Ante la guerra contra la pandemia por el covid-19, los actores sociales determinantes son los galenos y todo el conjunto de personas que apoyan sus labores para atender tal desafío. Dos momentos históricos precisos han puesto a prueba su participación ante una crisis de esa naturaleza; el primero en el contexto de la Campaña Nacional de 1856-1857, el segundo en el momento actual, 2020.

La Campaña Nacional contra la invasión filibustera, presentó un escenario desconocido pues el país no había tenido un prolegómeno bélico contra fuerzas extranjeras. El estado mayor, dirigido por el presidente Juan Rafael Mora Porras, contó con las previsiones de un cuerpo médico facultado para la atención de los heridos en la guerra.

La cruzada médica fue dirigida por el doctor Karl Hoffman, un joven médico de origen alemán, nombrado por Mora como cirujano mayor del ejército; un naturalista quien dos años antes había llegado a Costa Rica, con los deseos de explorar la naturaleza del trópico. Junto a él, varios médicos nacionales y foráneos atendieron los sucesos de la campaña. En las Batallas de Sardinal, de Santa Rosa y de Rivas, especialmente; se puso a prueba la tenacidad del cuerpo clínico.

Destaca en la Batalla de Sardinal del 10 de abril de 1856, una situación en la que el Comandante a cargo de la división, Florentino Alfaro Zamora, fue gravemente herido y requirió de apoyo médico; el coronel Rafael Orozco tomó el mando de la tropa; cuando Orozco presentó el parte del enfrentamiento, entre otras cosas, expresó que: “el señor General, gravemente dañado se ha dirigido hoy mismo para el interior, acompañado por el señor cirujano…” (Coto, p 34).
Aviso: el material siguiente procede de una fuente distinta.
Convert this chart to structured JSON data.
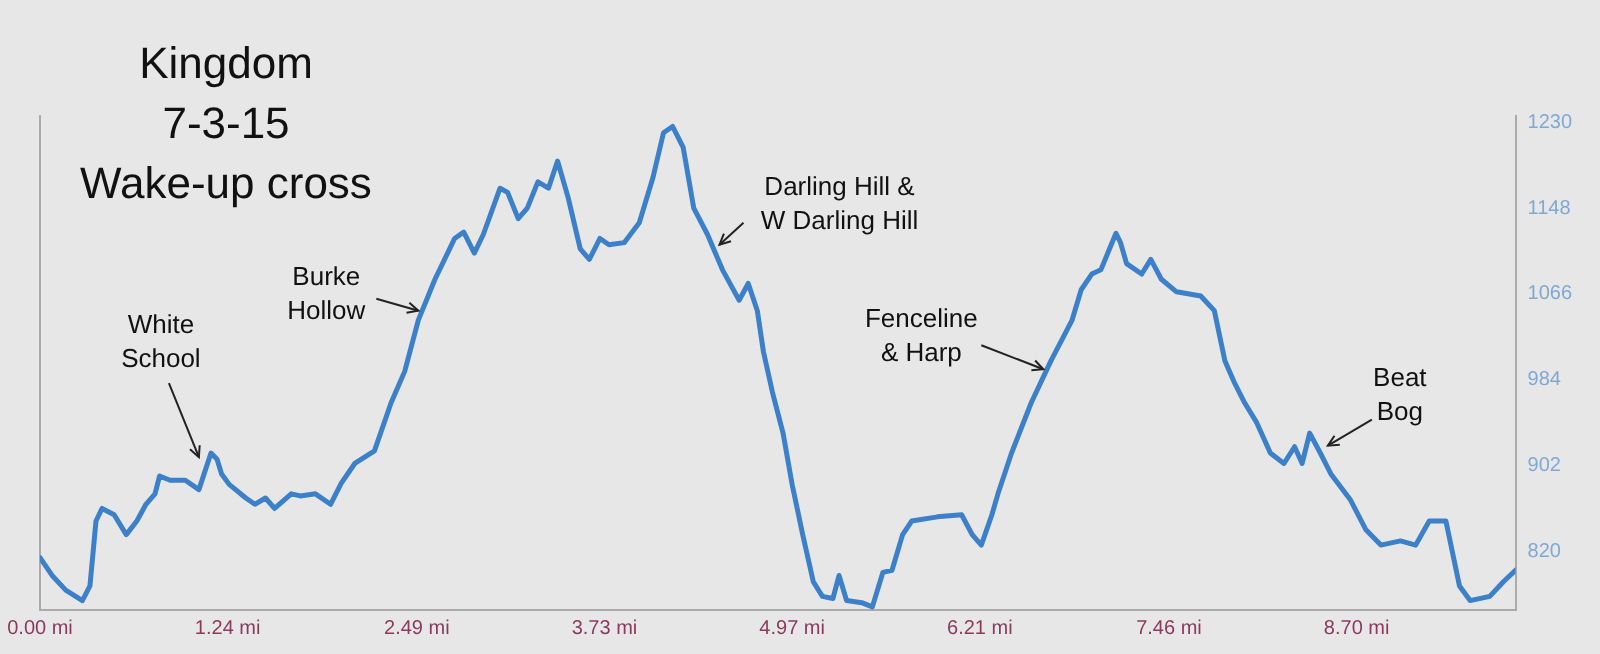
{
  "chart_data": {
    "type": "line",
    "title": "Kingdom\n7-3-15\nWake-up cross",
    "x": [
      0,
      0.08,
      0.17,
      0.28,
      0.33,
      0.37,
      0.41,
      0.49,
      0.57,
      0.64,
      0.7,
      0.76,
      0.79,
      0.86,
      0.96,
      1.05,
      1.13,
      1.17,
      1.2,
      1.25,
      1.36,
      1.42,
      1.49,
      1.55,
      1.66,
      1.72,
      1.82,
      1.92,
      1.99,
      2.08,
      2.21,
      2.32,
      2.41,
      2.5,
      2.61,
      2.74,
      2.8,
      2.87,
      2.93,
      3.04,
      3.09,
      3.16,
      3.22,
      3.29,
      3.36,
      3.42,
      3.49,
      3.57,
      3.63,
      3.7,
      3.76,
      3.86,
      3.96,
      4.05,
      4.12,
      4.18,
      4.25,
      4.32,
      4.41,
      4.51,
      4.62,
      4.68,
      4.74,
      4.78,
      4.84,
      4.91,
      4.97,
      5.04,
      5.11,
      5.17,
      5.24,
      5.28,
      5.33,
      5.43,
      5.5,
      5.57,
      5.63,
      5.7,
      5.76,
      5.93,
      6.09,
      6.16,
      6.22,
      6.29,
      6.33,
      6.42,
      6.55,
      6.68,
      6.82,
      6.88,
      6.95,
      7.01,
      7.11,
      7.14,
      7.18,
      7.28,
      7.34,
      7.41,
      7.51,
      7.67,
      7.76,
      7.83,
      7.89,
      7.96,
      8.04,
      8.13,
      8.22,
      8.29,
      8.34,
      8.39,
      8.46,
      8.53,
      8.66,
      8.76,
      8.86,
      8.99,
      9.09,
      9.18,
      9.29,
      9.38,
      9.45,
      9.58,
      9.67,
      9.75
    ],
    "series": [
      {
        "color": "#3b80c9",
        "values": [
          814,
          797,
          783,
          773,
          787,
          849,
          861,
          855,
          836,
          849,
          865,
          875,
          892,
          888,
          888,
          879,
          914,
          908,
          894,
          884,
          871,
          865,
          871,
          861,
          875,
          873,
          875,
          865,
          885,
          904,
          916,
          962,
          992,
          1041,
          1080,
          1119,
          1125,
          1105,
          1123,
          1167,
          1163,
          1138,
          1148,
          1173,
          1167,
          1193,
          1158,
          1109,
          1099,
          1119,
          1113,
          1115,
          1134,
          1177,
          1220,
          1226,
          1206,
          1148,
          1123,
          1089,
          1060,
          1076,
          1050,
          1011,
          972,
          933,
          884,
          836,
          791,
          777,
          775,
          797,
          773,
          771,
          767,
          800,
          802,
          836,
          849,
          853,
          855,
          836,
          826,
          855,
          875,
          914,
          962,
          1002,
          1041,
          1070,
          1085,
          1089,
          1124,
          1115,
          1095,
          1085,
          1099,
          1080,
          1068,
          1064,
          1050,
          1002,
          982,
          962,
          943,
          914,
          904,
          920,
          904,
          933,
          914,
          894,
          869,
          841,
          826,
          830,
          826,
          849,
          849,
          787,
          773,
          777,
          791,
          802
        ]
      }
    ],
    "xlim": [
      0,
      9.75
    ],
    "ylim": [
      764,
      1236
    ],
    "xticks": [
      {
        "value": 0,
        "label": "0.00 mi"
      },
      {
        "value": 1.24,
        "label": "1.24 mi"
      },
      {
        "value": 2.49,
        "label": "2.49 mi"
      },
      {
        "value": 3.73,
        "label": "3.73 mi"
      },
      {
        "value": 4.97,
        "label": "4.97 mi"
      },
      {
        "value": 6.21,
        "label": "6.21 mi"
      },
      {
        "value": 7.46,
        "label": "7.46 mi"
      },
      {
        "value": 8.7,
        "label": "8.70 mi"
      }
    ],
    "yticks": [
      820,
      902,
      984,
      1066,
      1148,
      1230
    ],
    "annotations": [
      {
        "text": "White\nSchool",
        "x": 1.05,
        "y": 910
      },
      {
        "text": "Burke\nHollow",
        "x": 2.5,
        "y": 1050
      },
      {
        "text": "Darling Hill &\nW Darling Hill",
        "x": 4.49,
        "y": 1113
      },
      {
        "text": "Fenceline\n& Harp",
        "x": 6.63,
        "y": 994
      },
      {
        "text": "Beat\nBog",
        "x": 8.51,
        "y": 921
      }
    ],
    "grid": false,
    "legend": false,
    "marker": "none",
    "line_style": "solid"
  }
}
Inmenso esfuerzo debió hacer el médico de división en medio del tosco trópico del Río Sarapiquí, así sus atenciones le salvaron la vida a don Florentino Alfaro, quien siguió siendo militar y político sobresaliente.

La Batalla del 11 de abril de 1856, colocó a los médicos establecidos en Rivas de Nicaragua, ante una encrucijada. “El ejército estaba fatigado por la lucha y no había tenido provisiones aquel día ni el día anterior; pero la primera atención fue cuidar a los heridos con el mayor esmero, y enterrar a los muertos”. (Coto, p.34). La escena era dantesca, los cuerpos se confundían entre un bando y otro, entre muertos y heridos, distribuidos entre las calles de la ciudad, ante la inseguridad que significaba el estado beligerante. Sólo del bando nacional resultaron 136 muertos y 320 heridos.

Las acciones al amanecer de la reyerta, requerían la limpieza de la ciudad, los actos mortuorios, la curación de los heridos, así como un resguardo seguro ante posibles ataques de las fuerzas filibusteras. De los médicos dan cuenta muchos reportes, que describen cualidades de heroísmo, en condiciones desventajosas, habiendo convertido un viejo edificio en el Hospital de Sangre, en la lejana ciudad de Rivas, tan avasallada por la guerra, donde el dolor se sentía en cada gemido moribundo.

Refiriéndose a las bajas de Costa Rica; el historiador Raúl Arias expresa:

La batalla fue tan intensa y sangrienta que produjo 136 muertos y 320 heridos, siendo atendidos en el Hospital de Sangre por el doctor Karl Hoffman, cirujano mayor del Ejército Expedicionario y algunos otros médicos costarricenses y extranjeros.

Díez días después de ocurrida la batalla, apareció entre los soldados costarricenses la enfermedad conocida como “cólera morbo asiático”, causando en pocos días 491 casos mortales. Ante la emergencia el doctor Hoffman recomendó al presidente Mora regresar a Costa Rica. (pp. 61, 62)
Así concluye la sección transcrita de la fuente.